Monday, May 28, 2012

The Architecture of Re-Membering

Architecture is made of memory. The slope of a roof, the shape of a window, and the color of a door contain the record of the minds that conceived them and the hands that crafted them. This is never so clear as in the memorials that honor a person, group or event. At first glance they honor an achievement that took place in a particular moment in time. Looking deeper, we can see the courage those individuals expressed when they were thrown into the whirlpool of powerful and far reaching forces. Even deeper, we can see ordinary people, like ourselves, who responded to great challenges in extraordinary ways. Seeing how they brought forth their hidden strengths calls us to bring forth our hidden strengths.


These encounters with memorials are moments of re-membering. They counter the events that dis-membered our minds, bodies and cultures with healing powers of attention and care. Offering a handful of flowers before a head stone not only honors the person memorialized there. It also offers the ache in our souls a gesture for reweaving the torn fabric of our lives into a new and more human whole.

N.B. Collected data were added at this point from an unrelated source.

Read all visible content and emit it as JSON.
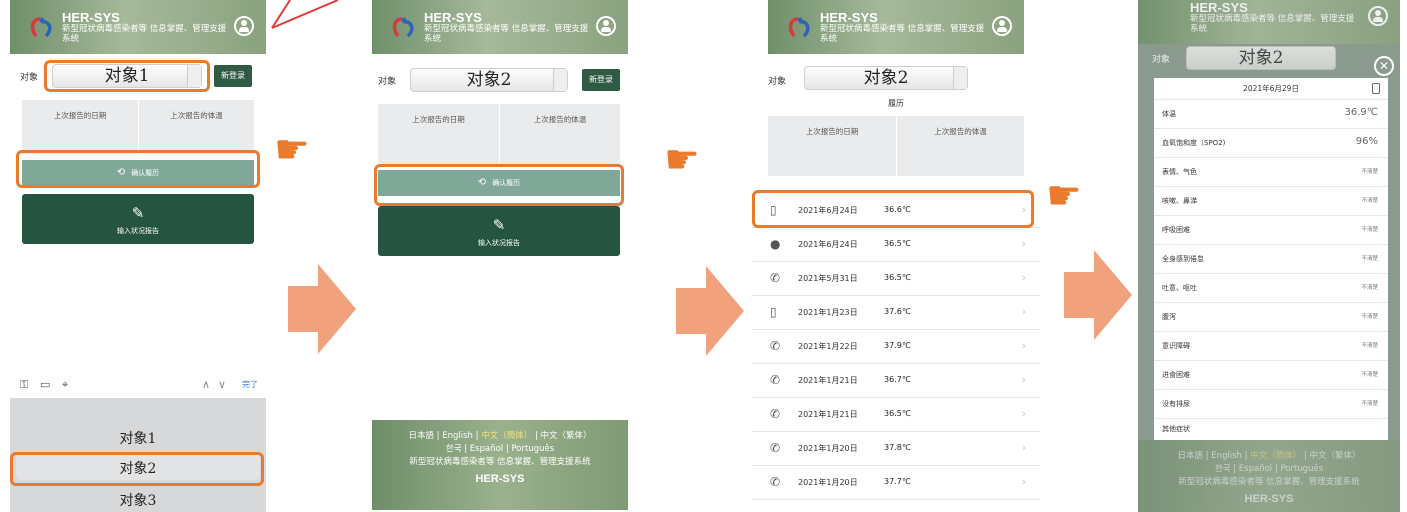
{
  "app": {
    "brand": "HER-SYS",
    "subtitle": "新型冠状病毒感染者等 信息掌握、管理支援系统",
    "subject_label": "对象",
    "new_register": "新登录",
    "last_report_date": "上次报告的日期",
    "last_report_temp": "上次报告的体温",
    "confirm_history": "确认履历",
    "enter_report": "输入状况报告"
  },
  "colors": {
    "accent": "#ea7a2c",
    "header_green": "#8aa27f",
    "button_green": "#255440",
    "history_button": "#7fa898"
  },
  "screen1": {
    "selected_subject": "对象1",
    "keyboard_done": "完了",
    "picker_options": [
      "对象1",
      "对象2",
      "对象3"
    ]
  },
  "screen2": {
    "selected_subject": "对象2",
    "footer": {
      "langs_line1": [
        "日本語",
        "English",
        "中文（簡体）",
        "中文（繁体）"
      ],
      "langs_line2": [
        "한국",
        "Español",
        "Português"
      ],
      "system": "新型冠状病毒感染者等 信息掌握、管理支援系统",
      "brand": "HER-SYS"
    }
  },
  "screen3": {
    "selected_subject": "对象2",
    "title": "履历",
    "rows": [
      {
        "icon": "phone-device-icon",
        "date": "2021年6月24日",
        "temp": "36.6℃"
      },
      {
        "icon": "person-icon",
        "date": "2021年6月24日",
        "temp": "36.5℃"
      },
      {
        "icon": "telephone-icon",
        "date": "2021年5月31日",
        "temp": "36.5℃"
      },
      {
        "icon": "phone-device-icon",
        "date": "2021年1月23日",
        "temp": "37.6℃"
      },
      {
        "icon": "telephone-icon",
        "date": "2021年1月22日",
        "temp": "37.9℃"
      },
      {
        "icon": "telephone-icon",
        "date": "2021年1月21日",
        "temp": "36.7℃"
      },
      {
        "icon": "telephone-icon",
        "date": "2021年1月21日",
        "temp": "36.5℃"
      },
      {
        "icon": "telephone-icon",
        "date": "2021年1月20日",
        "temp": "37.8℃"
      },
      {
        "icon": "telephone-icon",
        "date": "2021年1月20日",
        "temp": "37.7℃"
      }
    ]
  },
  "screen4": {
    "selected_subject": "对象2",
    "date": "2021年6月29日",
    "rows": [
      {
        "label": "体温",
        "value": "36.9℃"
      },
      {
        "label": "血氧饱和度（SPO2)",
        "value": "96%"
      },
      {
        "label": "表情、气色",
        "value": "不清楚"
      },
      {
        "label": "咳嗽、鼻涕",
        "value": "不清楚"
      },
      {
        "label": "呼吸困难",
        "value": "不清楚"
      },
      {
        "label": "全身感到倦怠",
        "value": "不清楚"
      },
      {
        "label": "吐意、呕吐",
        "value": "不清楚"
      },
      {
        "label": "腹泻",
        "value": "不清楚"
      },
      {
        "label": "意识障碍",
        "value": "不清楚"
      },
      {
        "label": "进食困难",
        "value": "不清楚"
      },
      {
        "label": "没有排尿",
        "value": "不清楚"
      }
    ],
    "other": "其他症状"
  }
}
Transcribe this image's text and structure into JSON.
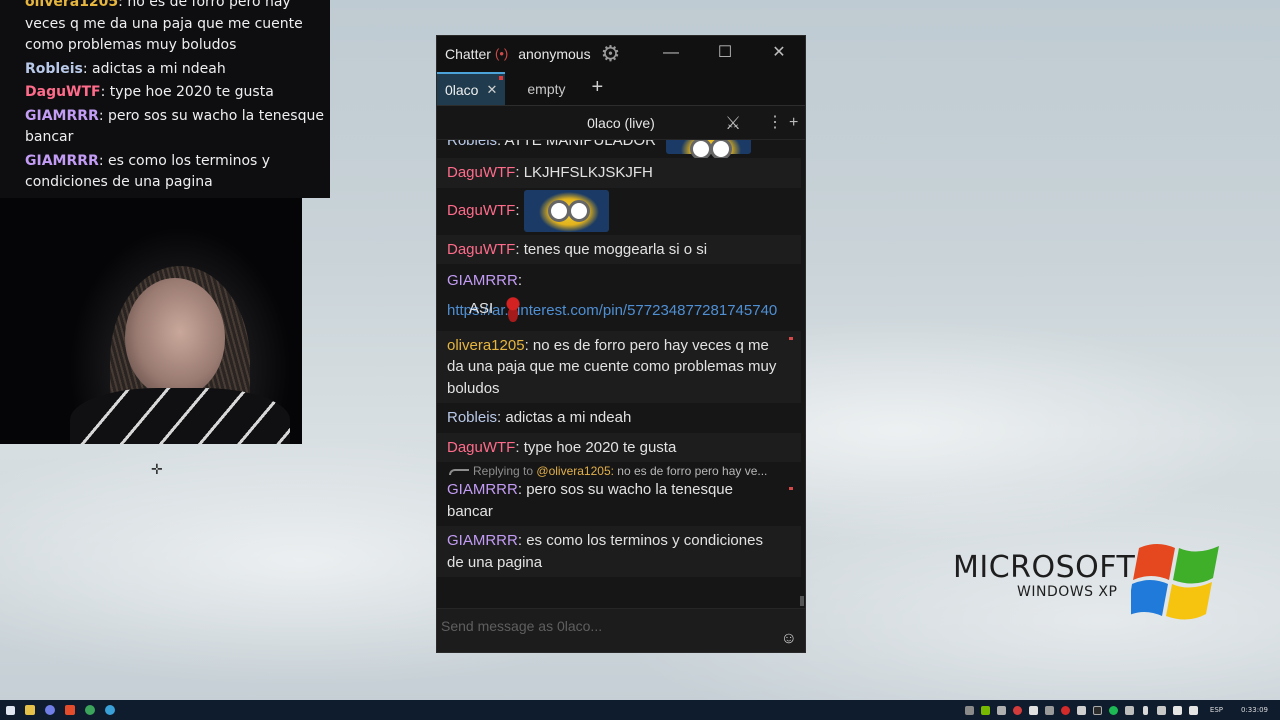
{
  "overlay": {
    "messages": [
      {
        "user": "olivera1205",
        "color": "#e6b63e",
        "sep": ": ",
        "text": "no es de forro pero hay veces q me da una paja que me cuente como problemas muy boludos"
      },
      {
        "user": "Robleis",
        "color": "#b8c8e8",
        "sep": ": ",
        "text": "adictas a mi ndeah"
      },
      {
        "user": "DaguWTF",
        "color": "#ff6b8a",
        "sep": ": ",
        "text": "type hoe 2020 te gusta"
      },
      {
        "user": "GIAMRRR",
        "color": "#c39cf5",
        "sep": ": ",
        "text": "pero sos su wacho la tenesque bancar"
      },
      {
        "user": "GIAMRRR",
        "color": "#c39cf5",
        "sep": ": ",
        "text": "es como los terminos y condiciones de una pagina"
      }
    ]
  },
  "window": {
    "app_name": "Chatterino",
    "user": "anonymous",
    "minimize": "—",
    "maximize": "☐",
    "close": "✕"
  },
  "tabs": [
    {
      "label": "0laco",
      "close": "✕"
    },
    {
      "label": "empty"
    }
  ],
  "add_tab": "+",
  "split": {
    "title": "0laco (live)",
    "more": "⋮",
    "add": "+"
  },
  "messages": {
    "cut": {
      "user": "Robleis",
      "sep": ": ",
      "text": "ATTE MANIPULADOR",
      "color": "#b8c8e8"
    },
    "m1": {
      "user": "DaguWTF",
      "sep": ": ",
      "text": "LKJHFSLKJSKJFH",
      "color": "#ff6b8a"
    },
    "m2": {
      "user": "DaguWTF",
      "sep": ": ",
      "color": "#ff6b8a"
    },
    "m3": {
      "user": "DaguWTF",
      "sep": ": ",
      "text": "tenes que moggearla si o si",
      "color": "#ff6b8a"
    },
    "m4": {
      "user": "GIAMRRR",
      "sep": ":",
      "link": "https://ar.pinterest.com/pin/577234877281745740",
      "text": "ASI",
      "color": "#c39cf5"
    },
    "m5": {
      "user": "olivera1205",
      "sep": ": ",
      "text": "no es de forro pero hay veces q me da una paja que me cuente como problemas muy boludos",
      "color": "#e6b63e"
    },
    "m6": {
      "user": "Robleis",
      "sep": ": ",
      "text": "adictas a mi ndeah",
      "color": "#b8c8e8"
    },
    "m7": {
      "user": "DaguWTF",
      "sep": ": ",
      "text": "type hoe 2020 te gusta",
      "color": "#ff6b8a"
    },
    "reply": {
      "prefix": "Replying to",
      "user": "@olivera1205:",
      "text": "no es de forro pero hay ve..."
    },
    "m8": {
      "user": "GIAMRRR",
      "sep": ": ",
      "text": "pero sos su wacho la tenesque bancar",
      "color": "#c39cf5"
    },
    "m9": {
      "user": "GIAMRRR",
      "sep": ": ",
      "text": "es como los terminos y condiciones de una pagina",
      "color": "#c39cf5"
    }
  },
  "input": {
    "placeholder": "Send message as 0laco..."
  },
  "xp": {
    "brand": "MICROSOFT",
    "product": "WINDOWS XP"
  },
  "taskbar": {
    "lang": "ESP",
    "clock": "0:33:09"
  }
}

Since every building and designed object is made of memory, every place can become a memorial for re-membering our lives and the world around us. The words on this screen, for example, are made of eons of human struggle to develop a language that re-members our connections across the great divides between us. The table and chair at a cafe offers a setting to stop in the midst of a hectic day and re-member who we are and sense our interdependence with the web of living. In this way, every place can become a place of re-membering, a place to recollect the fragments of our lives into a revitalized whole.   

Monday, May 21, 2012

Creating a Kitchen for Your Soul

Your kitchen is calling. It's inviting you to engage the magic of transformation by taking the gifts of the earth and cooking them into meals that nourish the depths of your being. To make a kitchen for your soul, you don't need an expensive remodel. You don't need new cabinets or industrial strength appliances. All you need is to open your senses to the act of preparing food and the willingness to appreciate the simple miracle being created in the act.
  
It only takes a moment to shift your kitchen from a storage room for snacks into a place of soulful alchemy. Instead of unconsciously stumbling into your kitchen and grabbing something from the frig, plopping it on a plate and stuffing it in your mouth, try this. Stop, look at where you are and sense the possibilities. The stove is offering fire. The sink is providing water, the refrigerator and cupboards are filled with earthy bounty from the world's garden. All that's needed is for you to feel the desire in your belly and allow it to guide you in creating a meal. As you open the doors of the frig or cabinet to select the vegetables, grains and other items, savor the colors, shapes and design of the food. Imagine the fields and orchards they came from and the natural processes of weather and soil that produced them. As you slice and combine the ingredients, notice how your participation transforms the raw materials of nature and sense your consciousness as an ingredient being blended into the mix. When you place the mixture on the stove or in the oven, feel the power of fire to release the flavors from within the food. 


When the meal is cooked, serve it and eat it with the same attention you put into the preparation. Appreciate the colors and aroma of the food. Enjoy the shapes and materials of the plates and eating utensils. Actually taste what you are tasting. Feel the nourishment of what your are swallowing. Breathe and notice how easy it was to create a kitchen for your soul.  

Friday, May 18, 2012

The Design Question That Matters

Whether you are designing a closet, a kitchen or a garden, there's one question that's more important than style, budget or square footage. Glossy design magazines ignore this question and focus on shiny objects and dazzling gadgets. Most architects and designers overlook it as their minds glow with visions of innovative forms and dynamic spaces. This may produce beautiful and functional homes, but it often misses an essential ingredient: YOU!  

The creative question that matters and must be addressed if your house is to feel like home is this: "What do you want to experience?" If you don't ask this question, listen for the answers and shape your home to support what you want to experience there will always be a disconnect between you and your surroundings. 

When you choose a new set of flatware, admire its design and materials. More importantly, imagine using it to eat a meal. How does the fork feel in your hand? How will the spoon scoop soup and the fork butter bread? Do this with every design choice you make, from the chairs at your table the floor plan of your dream house on the hill. If you do, the flooring your choose will be supporting the personal character of your life, the walls will embrace your particular style of dwelling in the world and the roof will shelter you dreams, not somebody else's.